Retreat From Gettysburg - Imboden's Wagon Train

Imboden's Wagon Train

At 1 a.m. on July 4, Lee summoned to his headquarters Brig. Gen. John D. Imboden, one of Stuart's cavalry brigade commanders, to manage the passage of the majority of the trains to the rear. Imboden's command of 2,100 cavalrymen had not played much of a role in the campaign up until this time, and had not been selected by Stuart for his ride around the Union Army. Lee and Stuart had a poor opinion of Imboden's brigade, considering it "indifferently disciplined and inefficiently directed," but it was effective for assignments such as guard duty or fighting militia. Lee reinforced Imboden's single artillery battery with five additional batteries borrowed from his infantry corps and directed Stuart to assign the brigades of Brig. Gen. Fitzhugh Lee and Wade Hampton (now commanded by Col. Laurence S. Baker) to protect the flanks and rear of Imboden's column. Imboden's orders were to depart Cashtown on the evening of July 4, turn south at Greenwood, avoiding Chambersburg, take the direct road to Williamsport to ford across the Potomac, and escort the train as far as Martinsburg. Then, Imboden's command would return to Hagerstown to guard the retreat route for the remainder of the army.

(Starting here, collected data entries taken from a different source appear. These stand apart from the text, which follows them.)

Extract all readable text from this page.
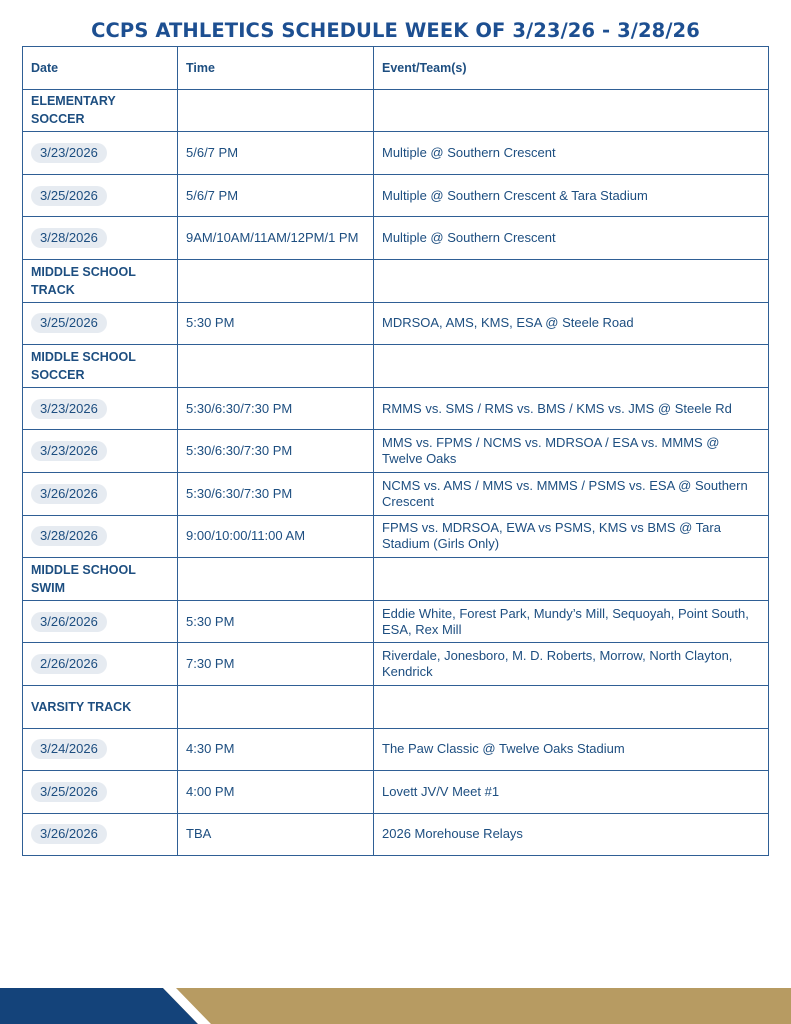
CCPS ATHLETICS SCHEDULE WEEK OF 3/23/26 - 3/28/26
Date	Time	Event/Team(s)

ELEMENTARY SOCCER		

3/23/2026	5/6/7 PM	Multiple @ Southern Crescent
3/25/2026	5/6/7 PM	Multiple @ Southern Crescent & Tara Stadium
3/28/2026	9AM/10AM/11AM/12PM/1 PM	Multiple @ Southern Crescent

MIDDLE SCHOOL TRACK		

3/25/2026	5:30 PM	MDRSOA, AMS, KMS, ESA @ Steele Road

MIDDLE SCHOOL SOCCER		

3/23/2026	5:30/6:30/7:30 PM	RMMS vs. SMS / RMS vs. BMS / KMS vs. JMS @ Steele Rd
3/23/2026	5:30/6:30/7:30 PM	MMS vs. FPMS / NCMS vs. MDRSOA / ESA vs. MMMS @ Twelve Oaks
3/26/2026	5:30/6:30/7:30 PM	NCMS vs. AMS / MMS vs. MMMS / PSMS vs. ESA @ Southern Crescent
3/28/2026	9:00/10:00/11:00 AM	FPMS vs. MDRSOA, EWA vs PSMS, KMS vs BMS @ Tara Stadium (Girls Only)

MIDDLE SCHOOL SWIM		

3/26/2026	5:30 PM	Eddie White, Forest Park, Mundy’s Mill, Sequoyah, Point South, ESA, Rex Mill
2/26/2026	7:30 PM	Riverdale, Jonesboro, M. D. Roberts, Morrow, North Clayton, Kendrick

VARSITY TRACK		

3/24/2026	4:30 PM	The Paw Classic @ Twelve Oaks Stadium
3/25/2026	4:00 PM	Lovett JV/V Meet #1
3/26/2026	TBA	2026 Morehouse Relays
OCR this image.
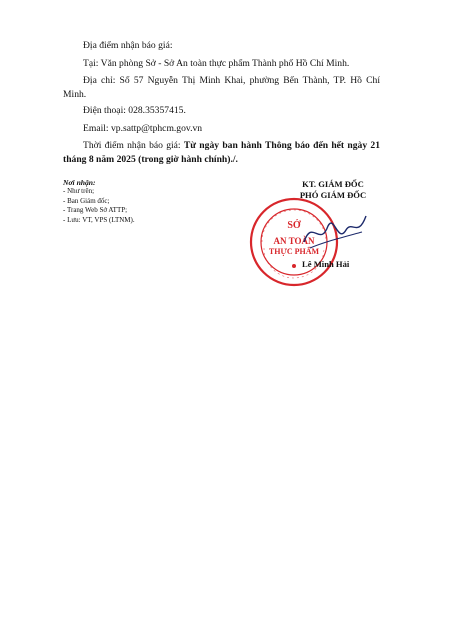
Địa điểm nhận báo giá:
Tại: Văn phòng Sở - Sở An toàn thực phẩm Thành phố Hồ Chí Minh.
Địa chỉ: Số 57 Nguyễn Thị Minh Khai, phường Bến Thành, TP. Hồ Chí Minh.
Điện thoại: 028.35357415.
Email: vp.sattp@tphcm.gov.vn
Thời điểm nhận báo giá: Từ ngày ban hành Thông báo đến hết ngày 21 tháng 8 năm 2025 (trong giờ hành chính)./.
Nơi nhận:
- Như trên;
- Ban Giám đốc;
- Trang Web Sở ATTP;
- Lưu: VT, VPS (LTNM).
KT. GIÁM ĐỐC
PHÓ GIÁM ĐỐC
SỞ
AN TOÀN
THỰC PHẨM
Lê Minh Hải
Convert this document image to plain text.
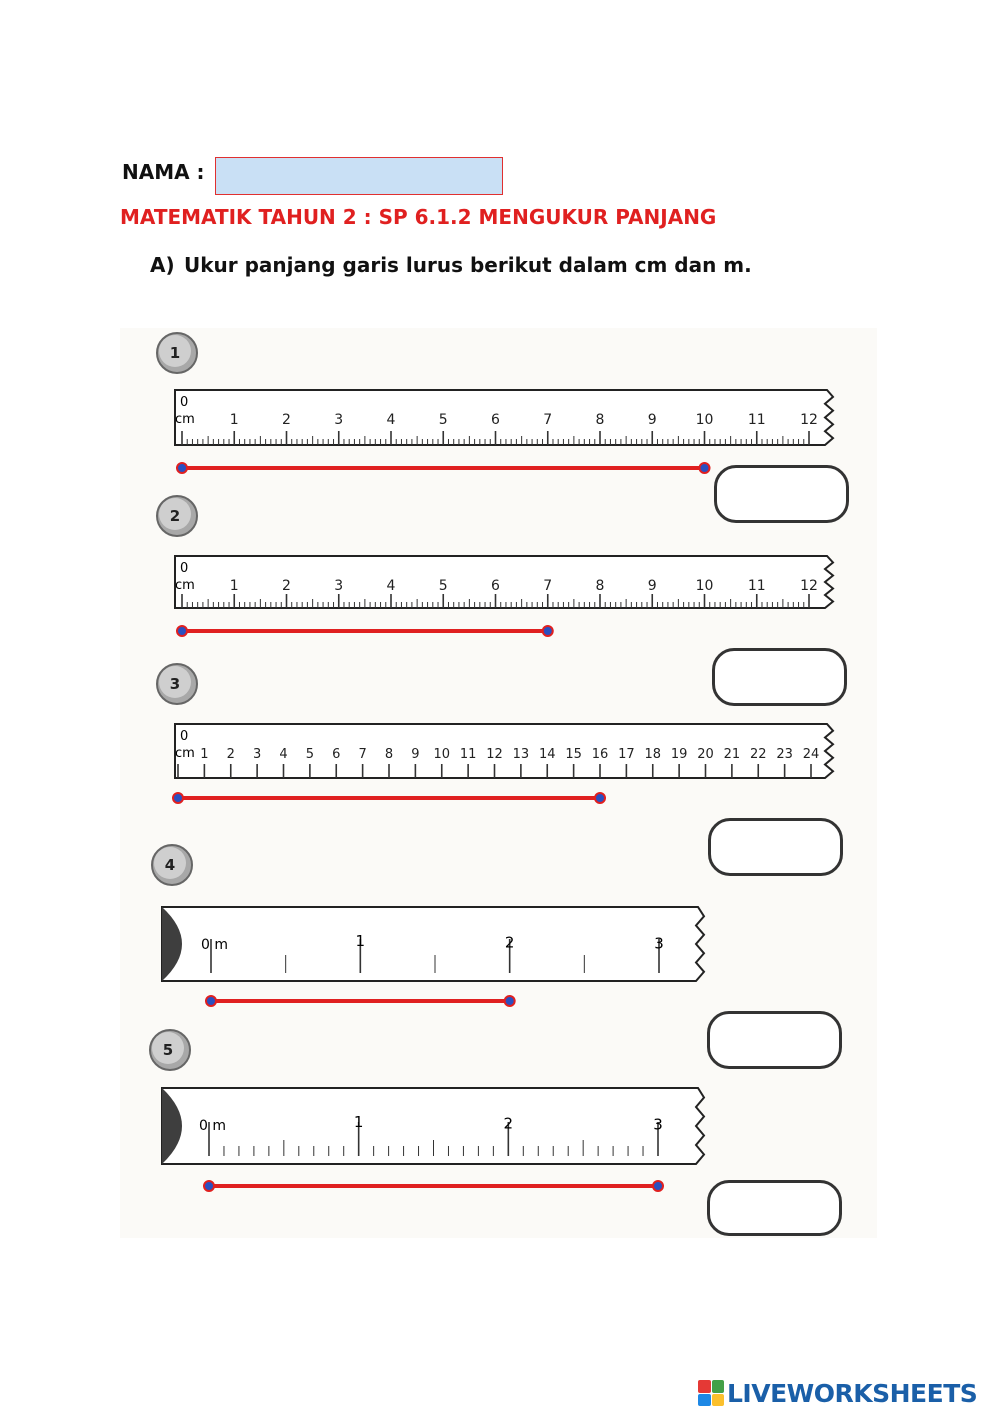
NAMA :
MATEMATIK TAHUN 2 : SP 6.1.2 MENGUKUR PANJANG
A) Ukur panjang garis lurus berikut dalam cm dan m.
1
0
cm 1	2	3	4	5	6	7	8	9	10 11 12
2
0
cm 1	2	3	4	5	6	7	8	9	10 11 12
3
0
cm 1 2 3 4 5 6 7 8 9 10 11 12 13 14 15 16 17 18 19 20 21 22 23 24
4
0 m	1	2	3
5
0 m	1	2	3
LIVEWORKSHEETS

Imboden's train consisted of hundreds of Conestoga-style wagons, which extended 15–20 miles along the narrow roads. Assembling these wagons into a marching column, arranging their escorts, loading supplies, and accounting for the wounded took until late afternoon on July 5. Imboden himself left Cashtown around 8 p.m. to join the head of his column. The journey was one of extreme misery, conducted during the torrential rains that began on July 4, in which the wounded men were forced to endure the weather and the rough roads in wagons without suspensions. Imboden's orders required that he not stop until he reached his destination, which meant that wagons breaking down were left behind. Some critically wounded men were left behind on the roadsides as well, hoping that local civilians would find and take care of them. The train was harassed throughout its march. At dawn on July 5, civilians in Greencastle ambushed the train with axes, attacking the wheels of the wagons, until they were driven off. That afternoon at Cunningham's Cross Roads (current day Cearfoss, Maryland), Capt. Abram Jones led 200 troopers of the 1st New York Cavalry and 12th Pennsylvania Cavalry in attacking the column, capturing 134 wagons, 600 horses and mules, and 645 prisoners, about half of whom were wounded. These losses so angered Stuart that he demanded a court of inquiry to investigate.